Le visage de Zuko rougit violemment et Aang fut content que Toph ne puisse pas le voir. Cependant, elle devait bien avoir perçu son malaise, d'une façon ou d'une autre.
Zuko semblait encore plus gêné que d'habitude, et plus nerveux aussi. Avant qu'Aang ait pu lui poser la moindre question, il parla :
« Je dois la retrouver ce soir…
– Quoi ? Qui ? répondirent en cœur Toph et Aang.

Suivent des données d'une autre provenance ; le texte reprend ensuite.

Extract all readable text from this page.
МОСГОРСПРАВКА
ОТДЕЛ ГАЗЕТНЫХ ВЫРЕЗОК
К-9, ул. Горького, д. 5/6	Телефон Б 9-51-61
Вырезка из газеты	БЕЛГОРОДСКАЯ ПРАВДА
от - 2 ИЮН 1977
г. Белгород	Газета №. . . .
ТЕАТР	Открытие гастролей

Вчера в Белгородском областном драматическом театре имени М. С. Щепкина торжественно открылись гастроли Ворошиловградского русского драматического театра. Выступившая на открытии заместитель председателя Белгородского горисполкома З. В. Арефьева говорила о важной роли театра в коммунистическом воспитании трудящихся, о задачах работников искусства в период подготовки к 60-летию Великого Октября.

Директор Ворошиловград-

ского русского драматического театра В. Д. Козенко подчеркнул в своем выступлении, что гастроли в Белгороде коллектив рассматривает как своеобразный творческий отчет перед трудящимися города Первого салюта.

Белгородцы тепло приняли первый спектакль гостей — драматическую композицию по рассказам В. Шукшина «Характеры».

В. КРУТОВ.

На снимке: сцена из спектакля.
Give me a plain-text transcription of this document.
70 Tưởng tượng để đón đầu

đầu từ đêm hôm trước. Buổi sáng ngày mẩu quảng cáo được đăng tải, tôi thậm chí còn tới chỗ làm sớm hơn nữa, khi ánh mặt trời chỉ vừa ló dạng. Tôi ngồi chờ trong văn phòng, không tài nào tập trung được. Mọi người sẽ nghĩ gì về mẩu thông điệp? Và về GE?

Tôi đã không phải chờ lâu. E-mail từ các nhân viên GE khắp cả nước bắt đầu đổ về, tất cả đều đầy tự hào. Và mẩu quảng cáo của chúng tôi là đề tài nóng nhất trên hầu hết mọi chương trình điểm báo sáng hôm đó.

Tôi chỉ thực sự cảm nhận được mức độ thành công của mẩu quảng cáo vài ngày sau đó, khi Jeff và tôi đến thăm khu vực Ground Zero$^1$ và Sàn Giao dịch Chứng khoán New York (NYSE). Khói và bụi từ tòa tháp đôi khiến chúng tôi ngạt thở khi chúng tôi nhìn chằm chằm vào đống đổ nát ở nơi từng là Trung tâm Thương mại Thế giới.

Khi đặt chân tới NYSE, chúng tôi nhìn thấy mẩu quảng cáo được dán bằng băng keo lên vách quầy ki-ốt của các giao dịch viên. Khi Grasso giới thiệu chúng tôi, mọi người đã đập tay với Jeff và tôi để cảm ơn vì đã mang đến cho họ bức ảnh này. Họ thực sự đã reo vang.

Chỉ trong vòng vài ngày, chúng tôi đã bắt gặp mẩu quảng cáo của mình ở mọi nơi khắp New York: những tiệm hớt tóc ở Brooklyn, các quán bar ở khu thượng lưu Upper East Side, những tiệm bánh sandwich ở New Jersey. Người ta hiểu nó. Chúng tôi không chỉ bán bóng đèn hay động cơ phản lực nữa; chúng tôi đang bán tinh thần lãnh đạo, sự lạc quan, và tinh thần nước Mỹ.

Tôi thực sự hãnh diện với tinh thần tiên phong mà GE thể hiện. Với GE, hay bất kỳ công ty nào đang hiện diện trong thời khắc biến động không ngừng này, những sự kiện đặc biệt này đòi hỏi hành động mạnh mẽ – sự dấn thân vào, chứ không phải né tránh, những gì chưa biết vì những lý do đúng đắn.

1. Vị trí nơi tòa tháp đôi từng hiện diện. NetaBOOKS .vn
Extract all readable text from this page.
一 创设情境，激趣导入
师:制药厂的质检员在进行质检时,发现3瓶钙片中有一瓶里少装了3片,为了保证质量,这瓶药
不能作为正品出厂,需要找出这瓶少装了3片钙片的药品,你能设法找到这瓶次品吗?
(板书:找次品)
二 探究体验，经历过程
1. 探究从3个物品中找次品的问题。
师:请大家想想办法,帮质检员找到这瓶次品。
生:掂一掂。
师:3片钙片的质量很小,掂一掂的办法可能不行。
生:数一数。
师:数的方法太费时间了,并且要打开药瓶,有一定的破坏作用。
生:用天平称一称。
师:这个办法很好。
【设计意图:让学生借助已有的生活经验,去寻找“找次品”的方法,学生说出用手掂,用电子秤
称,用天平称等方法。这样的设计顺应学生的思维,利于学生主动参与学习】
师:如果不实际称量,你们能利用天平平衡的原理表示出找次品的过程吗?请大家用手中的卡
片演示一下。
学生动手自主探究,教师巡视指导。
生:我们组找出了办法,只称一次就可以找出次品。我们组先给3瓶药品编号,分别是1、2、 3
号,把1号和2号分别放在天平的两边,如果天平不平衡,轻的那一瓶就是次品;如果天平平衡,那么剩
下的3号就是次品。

– Azula… Elle veut que je la retrouve… dans les appartements de notre père. », acheva-t-il en baissant les yeux sur le sol en terre battue de la cour d'entraînement.
Aang ne dit rien mais pouvait facilement percevoir la tension qui flottait dans l'air et dont Toph, sensible comme elle l'était, devait être plus consciente encore.
« Dans les appartements d'Ozai ? Mais...pourquoi là-bas ? Balbutia finalement le jeune Avatar.
– Je n'en sais rien ! s'emporta Zuko. Encore une de ses idées tordues, va savoir !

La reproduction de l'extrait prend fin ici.